日仏両政府は、電気自動車(EV)などに欠かせない重要鉱物のサプライチェーン(供給網)強化で連携する。斎藤経済産業相とルメール仏経済財務相が近くパリで会談し、共同声明に署名する見通しだ。重要鉱物の採掘・加工技術や第三国での鉱山開発などで協力を深め、安定確保を図るとともに、経済安全保障の強化につなげる。首相官邸首相官邸 声明では、重要鉱物の供給見通しや備蓄などのリスク低減策、採掘や精製錬に関する技術で情報共有することを明記する。希少性の高いレアアース(希土類)を始めとする重要鉱物の将来的な調達協力も視野に、採掘や加工、リサイクルの支援に向けた協議開始を盛り込む。
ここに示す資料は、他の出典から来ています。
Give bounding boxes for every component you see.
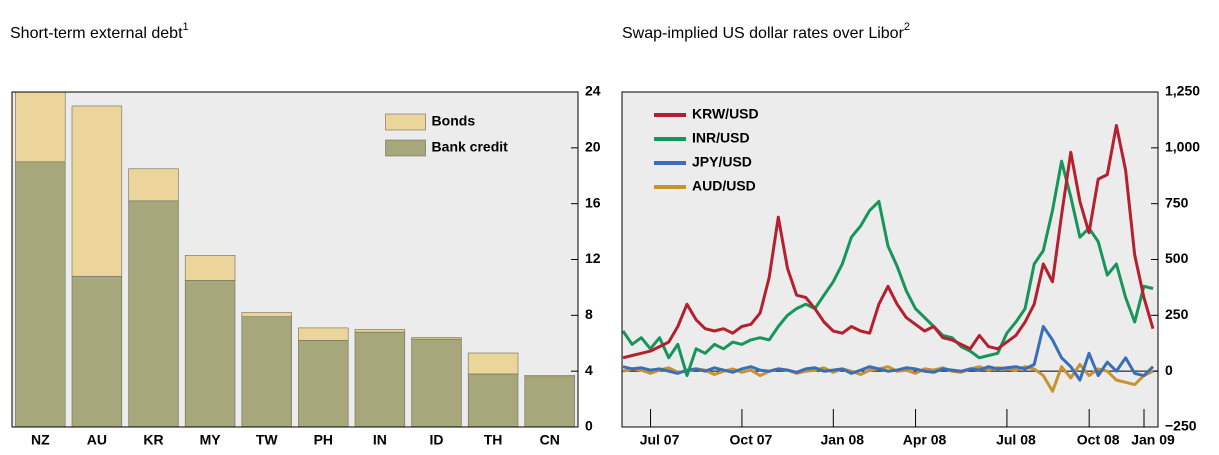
x-tick-label: MY — [200, 432, 222, 448]
x-tick-label: TW — [256, 432, 279, 448]
x-tick-label: Jul 07 — [640, 432, 680, 448]
bar-segment — [354, 331, 406, 428]
title-note: 2 — [904, 21, 910, 33]
y-tick-label: 8 — [585, 306, 593, 322]
y-tick-label: 750 — [1165, 194, 1189, 210]
legend-label: Bank credit — [432, 139, 509, 155]
x-tick-label: Jul 08 — [996, 432, 1036, 448]
bar-segment — [71, 105, 123, 277]
title-note: 1 — [183, 21, 189, 33]
x-tick-label: Oct 07 — [730, 432, 773, 448]
plot-frame — [621, 91, 1159, 428]
x-tick-label: Jan 08 — [821, 432, 865, 448]
x-tick-label: ID — [430, 432, 444, 448]
x-tick-label: AU — [87, 432, 107, 448]
bar-segment — [524, 375, 575, 378]
y-tick-label: 0 — [585, 418, 593, 434]
series-line — [622, 363, 1154, 393]
bar-segment — [184, 280, 236, 428]
title-text: Short-term external debt — [10, 25, 183, 42]
bar-segment — [15, 91, 66, 163]
x-tick-label: PH — [314, 432, 333, 448]
bar-segment — [241, 316, 292, 428]
y-tick-label: 1,000 — [1165, 139, 1200, 155]
legend-label: INR/USD — [692, 130, 750, 146]
bar-segment — [298, 327, 349, 341]
y-tick-label: 0 — [1165, 362, 1173, 378]
legend-swatch — [385, 113, 426, 131]
bar-segment — [15, 161, 66, 428]
chart-title: Short-term external debt1 — [10, 21, 189, 42]
chart-title: Swap-implied US dollar rates over Libor2 — [622, 21, 910, 42]
legend-label: AUD/USD — [692, 178, 756, 194]
y-tick-label: 12 — [585, 250, 601, 266]
y-tick-label: 500 — [1165, 250, 1189, 266]
x-tick-label: CN — [540, 432, 560, 448]
x-tick-label: Oct 08 — [1077, 432, 1120, 448]
bar-segment — [467, 352, 519, 375]
bar-segment — [71, 275, 123, 428]
bar-segment — [241, 312, 292, 318]
x-tick-label: Jan 09 — [1131, 432, 1175, 448]
y-tick-label: 4 — [585, 362, 593, 378]
bar-segment — [411, 338, 462, 428]
x-tick-label: KR — [143, 432, 163, 448]
bar-segment — [411, 337, 462, 340]
y-tick-label: 20 — [585, 139, 601, 155]
y-tick-label: 24 — [585, 83, 601, 99]
series-line — [622, 325, 1155, 382]
bar-segment — [524, 376, 575, 428]
y-tick-label: 16 — [585, 194, 601, 210]
x-tick-label: TH — [484, 432, 503, 448]
legend-label: JPY/USD — [692, 154, 752, 170]
legend-swatch — [385, 139, 426, 157]
x-tick-label: NZ — [31, 432, 50, 448]
title-text: Swap-implied US dollar rates over Libor — [622, 25, 905, 42]
bar-segment — [298, 340, 349, 428]
bar-segment — [354, 328, 406, 333]
y-tick-label: −250 — [1165, 418, 1197, 434]
x-tick-label: Apr 08 — [903, 432, 947, 448]
legend-label: Bonds — [432, 113, 476, 129]
plot-frame — [11, 91, 579, 428]
x-tick-label: IN — [373, 432, 387, 448]
y-tick-label: 1,250 — [1165, 83, 1200, 99]
bar-segment — [467, 373, 519, 428]
series-line — [622, 124, 1155, 360]
legend-label: KRW/USD — [692, 106, 759, 122]
bar-segment — [184, 255, 236, 281]
bar-segment — [128, 168, 179, 202]
bar-segment — [128, 200, 179, 428]
y-tick-label: 250 — [1165, 306, 1189, 322]
series-line — [621, 159, 1154, 378]
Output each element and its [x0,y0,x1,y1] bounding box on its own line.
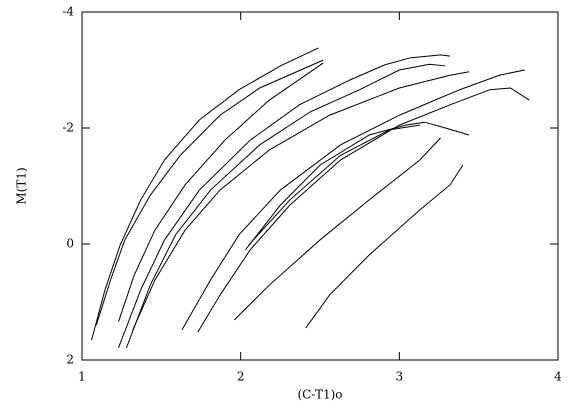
y-tick-label: -4 [62,5,74,19]
x-tick-label: 2 [237,370,245,384]
isochrone-line [132,71,470,331]
isochrone-line [95,59,324,326]
isochrone-line [181,69,525,331]
y-axis-label: M(T1) [15,167,29,204]
isochrone-line [197,87,530,333]
plot-frame [81,11,559,361]
y-tick-label: 2 [66,353,74,367]
isochrone-line [118,62,324,322]
x-tick-label: 3 [396,370,404,384]
isochrone-line [233,137,441,321]
isochrone-line [91,47,319,341]
y-tick-label: -2 [62,121,74,135]
isochrone-line [118,54,451,348]
y-tick-label: 0 [66,237,74,251]
isochrone-line [305,164,464,329]
x-axis-label: (C-T1)o [297,388,342,402]
isochrone-line [245,121,470,251]
x-tick-label: 4 [554,370,562,384]
x-tick-label: 1 [78,370,86,384]
isochrone-line [125,63,446,348]
isochrone-line [248,124,421,246]
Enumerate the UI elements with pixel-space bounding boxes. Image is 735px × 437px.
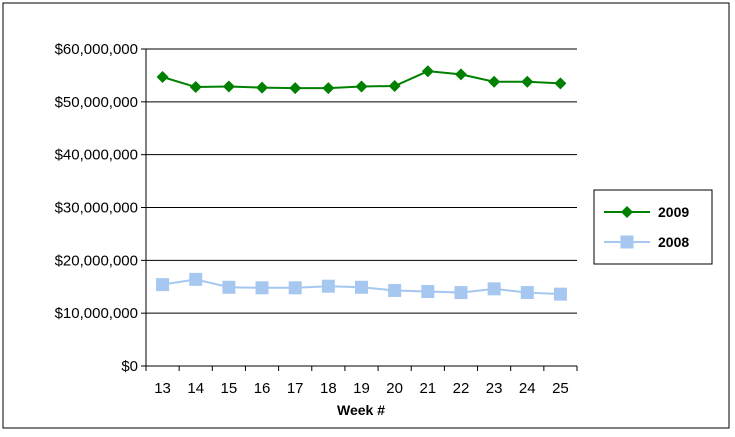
data-point-2008 <box>520 286 534 300</box>
data-point-2008 <box>553 287 567 301</box>
data-point-2009 <box>355 80 368 93</box>
x-axis-ticks: 13 14 15 16 17 18 19 20 21 22 23 24 25 <box>145 366 578 397</box>
data-point-2009 <box>488 75 501 88</box>
data-point-2008 <box>454 286 468 300</box>
legend: 2009 2008 <box>593 189 713 265</box>
x-tick-label: 24 <box>519 380 536 397</box>
data-point-2009 <box>454 68 467 81</box>
legend-marker <box>620 235 634 249</box>
x-tick-label: 15 <box>221 380 238 397</box>
y-tick-label: $30,000,000 <box>55 200 138 217</box>
legend-marker <box>621 206 633 218</box>
data-point-2009 <box>521 75 534 88</box>
x-tick-label: 22 <box>453 380 470 397</box>
data-point-2008 <box>487 282 501 296</box>
legend-label: 2008 <box>658 234 689 250</box>
axes <box>145 49 577 367</box>
series-group <box>156 65 567 301</box>
x-tick-label: 19 <box>353 380 370 397</box>
data-point-2009 <box>554 77 567 90</box>
series-2008 <box>156 272 567 301</box>
x-tick-label: 23 <box>486 380 503 397</box>
x-tick-label: 13 <box>154 380 171 397</box>
data-point-2008 <box>189 272 203 286</box>
data-point-2008 <box>421 285 435 299</box>
x-tick-label: 14 <box>187 380 204 397</box>
y-tick-label: $0 <box>121 358 138 375</box>
legend-item-2009: 2009 <box>604 204 689 220</box>
y-tick-label: $60,000,000 <box>55 41 138 58</box>
y-tick-label: $10,000,000 <box>55 305 138 322</box>
data-point-2008 <box>222 280 236 294</box>
data-point-2008 <box>156 278 170 292</box>
data-point-2009 <box>222 80 235 93</box>
y-axis-ticks: $0 $10,000,000 $20,000,000 $30,000,000 $40,0… <box>55 41 146 375</box>
data-point-2009 <box>189 81 202 94</box>
legend-box <box>593 189 713 265</box>
gridlines <box>146 48 577 314</box>
data-point-2008 <box>355 280 368 294</box>
data-point-2009 <box>388 79 401 92</box>
y-tick-label: $40,000,000 <box>55 147 138 164</box>
legend-item-2008: 2008 <box>604 234 689 250</box>
y-tick-label: $50,000,000 <box>55 94 138 111</box>
data-point-2008 <box>288 281 302 295</box>
x-tick-label: 18 <box>320 380 337 397</box>
y-tick-label: $20,000,000 <box>55 252 138 269</box>
data-point-2009 <box>289 82 302 95</box>
data-point-2009 <box>322 82 335 95</box>
x-tick-label: 21 <box>419 380 436 397</box>
data-point-2008 <box>388 283 402 297</box>
x-tick-label: 25 <box>552 380 569 397</box>
data-point-2008 <box>255 281 269 295</box>
x-axis-label: Week # <box>337 402 385 418</box>
x-tick-label: 20 <box>386 380 403 397</box>
data-point-2009 <box>256 81 269 94</box>
data-point-2008 <box>321 279 335 293</box>
data-point-2009 <box>421 65 434 78</box>
data-point-2009 <box>156 71 169 84</box>
series-2009 <box>156 65 567 95</box>
legend-label: 2009 <box>658 204 689 220</box>
x-tick-label: 16 <box>254 380 271 397</box>
x-tick-label: 17 <box>287 380 304 397</box>
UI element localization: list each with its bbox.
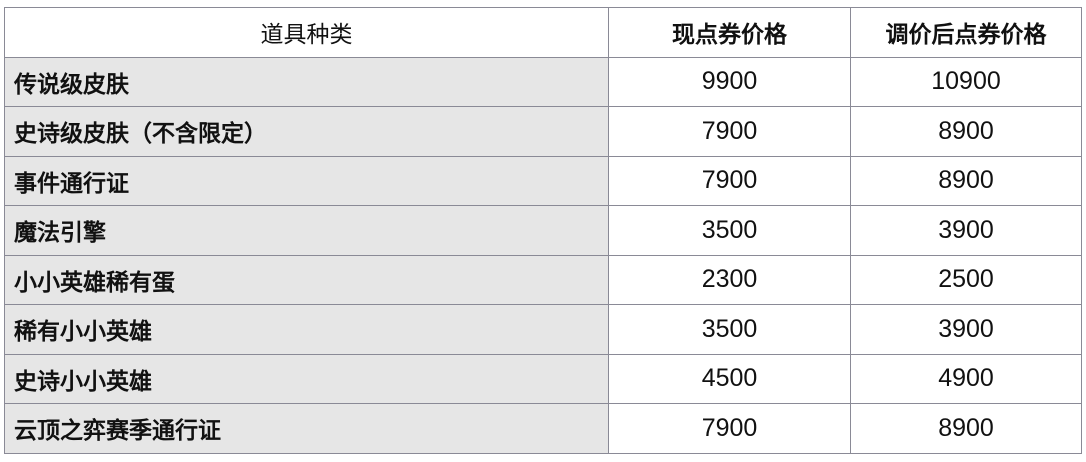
item-name-cell: 史诗级皮肤（不含限定） [4,106,609,157]
item-name-cell: 魔法引擎 [4,205,609,256]
table-row: 云顶之弈赛季通行证 7900 8900 [4,403,1082,454]
table-row: 小小英雄稀有蛋 2300 2500 [4,254,1082,305]
current-price-cell: 4500 [608,353,851,404]
item-name-cell: 传说级皮肤 [4,56,609,107]
adjusted-price-cell: 8900 [850,155,1082,206]
item-name-cell: 云顶之弈赛季通行证 [4,403,609,454]
table-row: 传说级皮肤 9900 10900 [4,56,1082,107]
table-row: 魔法引擎 3500 3900 [4,205,1082,256]
current-price-cell: 3500 [608,304,851,355]
table-row: 史诗小小英雄 4500 4900 [4,353,1082,404]
adjusted-price-cell: 2500 [850,254,1082,305]
table-row: 稀有小小英雄 3500 3900 [4,304,1082,355]
adjusted-price-cell: 4900 [850,353,1082,404]
current-price-cell: 2300 [608,254,851,305]
item-name-cell: 史诗小小英雄 [4,353,609,404]
current-price-cell: 7900 [608,106,851,157]
current-price-cell: 9900 [608,56,851,107]
item-name-cell: 小小英雄稀有蛋 [4,254,609,305]
current-price-cell: 3500 [608,205,851,256]
adjusted-price-cell: 10900 [850,56,1082,107]
adjusted-price-cell: 3900 [850,205,1082,256]
adjusted-price-cell: 8900 [850,106,1082,157]
price-table: 道具种类 现点券价格 调价后点券价格 传说级皮肤 9900 10900 史诗级皮肤（不… [4,7,1082,454]
item-name-cell: 稀有小小英雄 [4,304,609,355]
header-adjusted-price: 调价后点券价格 [850,7,1082,58]
table-row: 事件通行证 7900 8900 [4,155,1082,206]
header-current-price: 现点券价格 [608,7,851,58]
current-price-cell: 7900 [608,403,851,454]
item-name-cell: 事件通行证 [4,155,609,206]
adjusted-price-cell: 8900 [850,403,1082,454]
adjusted-price-cell: 3900 [850,304,1082,355]
table-row: 史诗级皮肤（不含限定） 7900 8900 [4,106,1082,157]
header-item-type: 道具种类 [4,7,609,58]
header-row: 道具种类 现点券价格 调价后点券价格 [4,7,1082,58]
current-price-cell: 7900 [608,155,851,206]
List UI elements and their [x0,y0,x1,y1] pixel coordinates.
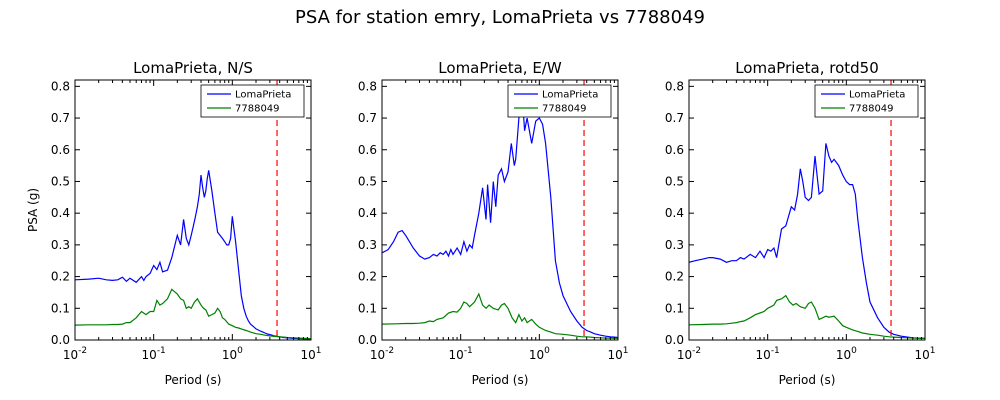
series-line [382,89,618,339]
y-tick-label: 0.2 [358,270,377,284]
y-tick-label: 0.8 [358,79,377,93]
panels: LomaPrieta, N/S 0.0 0.1 0.2 0.3 0.4 0.5 0.6 0.7 0… [26,59,936,387]
legend-frame [200,84,305,118]
y-tick-label: 0.5 [358,174,377,188]
y-tick-label: 0.3 [358,238,377,252]
y-tick-label: 0.1 [51,301,70,315]
y-tick-label: 0.2 [665,270,684,284]
x-tick-label: 10-1 [142,346,166,362]
y-axis-label: PSA (g) [26,188,40,232]
legend-label: 7788049 [849,104,894,115]
legend: LomaPrieta 7788049 [814,84,919,118]
y-tick-label: 0.4 [665,206,684,220]
y-tick-label: 0.6 [358,143,377,157]
chart-panel: LomaPrieta, rotd50 0.0 0.1 0.2 0.3 0.4 0.5 0.6 0… [665,59,936,387]
x-axis-label: Period (s) [165,373,222,387]
series-lines [382,80,618,340]
axes-frame [381,79,619,341]
y-tick-label: 0.1 [665,301,684,315]
panel-title: LomaPrieta, N/S [133,59,253,77]
x-tick-label: 10-2 [63,346,87,362]
x-tick-label: 101 [607,346,628,362]
y-tick-label: 0.7 [51,111,70,125]
figure-title: PSA for station emry, LomaPrieta vs 7788… [295,7,705,28]
y-tick-label: 0.3 [51,238,70,252]
legend-label: 7788049 [235,104,280,115]
series-lines [75,80,311,340]
x-tick-label: 101 [300,346,321,362]
x-axis-label: Period (s) [779,373,836,387]
x-tick-label: 100 [529,346,550,362]
legend-frame [507,84,612,118]
axes-frame [688,79,926,341]
panel-title: LomaPrieta, E/W [438,59,562,77]
series-line [75,288,311,340]
series-line [689,143,925,339]
x-tick-label: 10-2 [677,346,701,362]
legend-label: 7788049 [542,104,587,115]
x-tick-label: 101 [914,346,935,362]
chart-panel: LomaPrieta, N/S 0.0 0.1 0.2 0.3 0.4 0.5 0.6 0.7 0… [26,59,322,387]
y-tick-label: 0.5 [51,174,70,188]
y-tick-label: 0.0 [358,333,377,347]
x-tick-label: 10-2 [370,346,394,362]
x-tick-label: 10-1 [449,346,473,362]
y-tick-label: 0.1 [358,301,377,315]
y-tick-label: 0.7 [358,111,377,125]
chart-panel: LomaPrieta, E/W 0.0 0.1 0.2 0.3 0.4 0.5 0.6 0.7 0… [358,59,629,387]
legend-label: LomaPrieta [235,90,291,101]
x-tick-label: 100 [222,346,243,362]
x-tick-label: 100 [836,346,857,362]
legend: LomaPrieta 7788049 [507,84,612,118]
legend-label: LomaPrieta [849,90,905,101]
panel-title: LomaPrieta, rotd50 [735,59,879,77]
y-tick-label: 0.3 [665,238,684,252]
y-tick-label: 0.6 [665,143,684,157]
y-tick-label: 0.2 [51,270,70,284]
y-tick-label: 0.8 [51,79,70,93]
x-axis-label: Period (s) [472,373,529,387]
legend-frame [814,84,919,118]
y-tick-label: 0.8 [665,79,684,93]
series-line [689,294,925,339]
x-tick-label: 10-1 [756,346,780,362]
legend: LomaPrieta 7788049 [200,84,305,118]
series-lines [689,80,925,340]
y-tick-label: 0.7 [665,111,684,125]
axes-frame [74,79,312,341]
series-line [382,292,618,339]
y-tick-label: 0.6 [51,143,70,157]
y-tick-label: 0.0 [665,333,684,347]
y-tick-label: 0.4 [51,206,70,220]
y-tick-label: 0.0 [51,333,70,347]
legend-label: LomaPrieta [542,90,598,101]
y-tick-label: 0.4 [358,206,377,220]
y-tick-label: 0.5 [665,174,684,188]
 アフリカなど第三国を含むプロジェクトでも連携する。日仏が協力して鉱山の開発や鉱石の加工を進めるほか、環境に配慮した開発・加工の基準づくりも歩調を合わせる。合意内容を円滑に実行に移すため、民間企業を交えた対話の設置も決める見通しだ。 世界的な脱炭素の動きが広がる中、EVや蓄電池などに必要な重要鉱物を巡っては特定国への依存度が高まっている。特に中国はアフリカや東南アジアに積極投資して鉱山の権益獲得を進めており、コバルトは中国が世界シェア(占有率)を高めている。 日本政府はリチウムやニッケル、コバルトなどを重要鉱物に指定した。各国と連携して供給網の強化を急いでおり、4月の日米比首脳会談でも重要鉱物の供給網強化で合意した。